A las siete en punto la ronda termina a la puerta de la iglesia. Cuando hay cura, cosa extraña en Villagarcía, no falta la misa, ni durante ella faltan tampoco las incesantes percusiones de los tambores. Coplas especiales, como la de el «Bendito», hechas para sentir la emoción o el éxtasis, se cantan en la misa del veinticuatro.
III. A INTERPRETAR.
Dicen que los ruidos ahuyentan a los malos espíritus. No lo negamos.
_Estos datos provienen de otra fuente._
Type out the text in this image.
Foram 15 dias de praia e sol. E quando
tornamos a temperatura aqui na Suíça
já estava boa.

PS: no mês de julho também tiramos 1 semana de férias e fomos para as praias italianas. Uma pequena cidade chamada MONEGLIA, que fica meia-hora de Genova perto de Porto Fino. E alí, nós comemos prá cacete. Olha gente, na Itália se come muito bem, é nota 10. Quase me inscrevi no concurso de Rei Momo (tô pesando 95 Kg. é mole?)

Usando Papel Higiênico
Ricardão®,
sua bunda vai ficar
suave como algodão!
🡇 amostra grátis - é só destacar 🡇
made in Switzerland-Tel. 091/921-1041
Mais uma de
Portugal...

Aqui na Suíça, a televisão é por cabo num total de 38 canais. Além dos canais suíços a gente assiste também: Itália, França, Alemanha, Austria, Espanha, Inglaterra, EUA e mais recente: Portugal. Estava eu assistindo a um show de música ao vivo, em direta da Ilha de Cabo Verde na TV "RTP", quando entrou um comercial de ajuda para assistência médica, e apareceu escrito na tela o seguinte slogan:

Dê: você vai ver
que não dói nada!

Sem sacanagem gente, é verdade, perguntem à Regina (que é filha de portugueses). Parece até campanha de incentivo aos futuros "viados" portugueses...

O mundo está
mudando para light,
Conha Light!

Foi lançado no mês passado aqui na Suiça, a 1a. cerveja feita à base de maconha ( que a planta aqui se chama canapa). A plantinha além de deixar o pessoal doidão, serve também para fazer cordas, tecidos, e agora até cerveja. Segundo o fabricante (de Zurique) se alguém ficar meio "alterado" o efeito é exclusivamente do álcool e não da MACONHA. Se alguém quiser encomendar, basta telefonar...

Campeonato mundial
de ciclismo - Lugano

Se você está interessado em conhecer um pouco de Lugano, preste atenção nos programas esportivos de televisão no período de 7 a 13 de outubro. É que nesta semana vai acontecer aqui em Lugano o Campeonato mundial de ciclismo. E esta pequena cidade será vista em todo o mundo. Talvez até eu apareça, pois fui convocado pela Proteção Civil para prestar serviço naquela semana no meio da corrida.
Quién sabe si los tambores de Villagarcía de la Torre pretendieron, en estos finales de diciembre, expulsar con el ensordecedor tan-tan a los agentes maléficos y perturbadores, consiguiendo entrar en la nueva añada limpios de polvo y paja. Que la Virgen y su preñez asimilan el ancestral y luego inexplicable rito, entra dentro de lo posible. Mecanismos de esta índole conocidos son de sobra. Mas no aseveremos.
Dicen que también los ruidos fueron y son la expresión sonora de censura popular, que aquí nos huele a cencerrada. Lo hemos apuntado: «La cencerrada en el partido de Granadilla», Revista de Folklore, 5, 2 (1985), 12 ss. «Casar moza con viejo, no es buen consejo», expone el refranero. La cencerrada preludia estas bodas, y vuelve la cencerrada cuando la joven queda prendida y se duda de la paternidad del senil esposo, y no se guardan los tambores o cencerros porque han de sonar al nacimiento del Niño. Doncella era María y anciano era San José, y ésta fue tierra de moriscos, de judíos y de un abecedario de sectas que nunca aceptaron lo que para ellos suponía inexplicable paternidad. Y la campanillá apareció cada año, porque cada año se conmemora el parto de María y porque cada año se repite lo que fue primordial cencerrada.
Dicen que en Guijo de Santa Bárbara cada Nochebuena suenan los campanillos. Como en Villagarcía de la Torre, la censura se ha convertido en exaltación. y hubo murga, al igual que en el pueblo pacense, en Burguillos del Cerro, en Alía, en Torrejoncillo, en Casares de Hurdes...
Y dicen que en Ahigal a unos pastores que atronaban con los cencerros en la Nochebuena les se queó la mano lacia como de un paralí. A quienes participaron en la irreverente censura les alcanzó el castigo divino.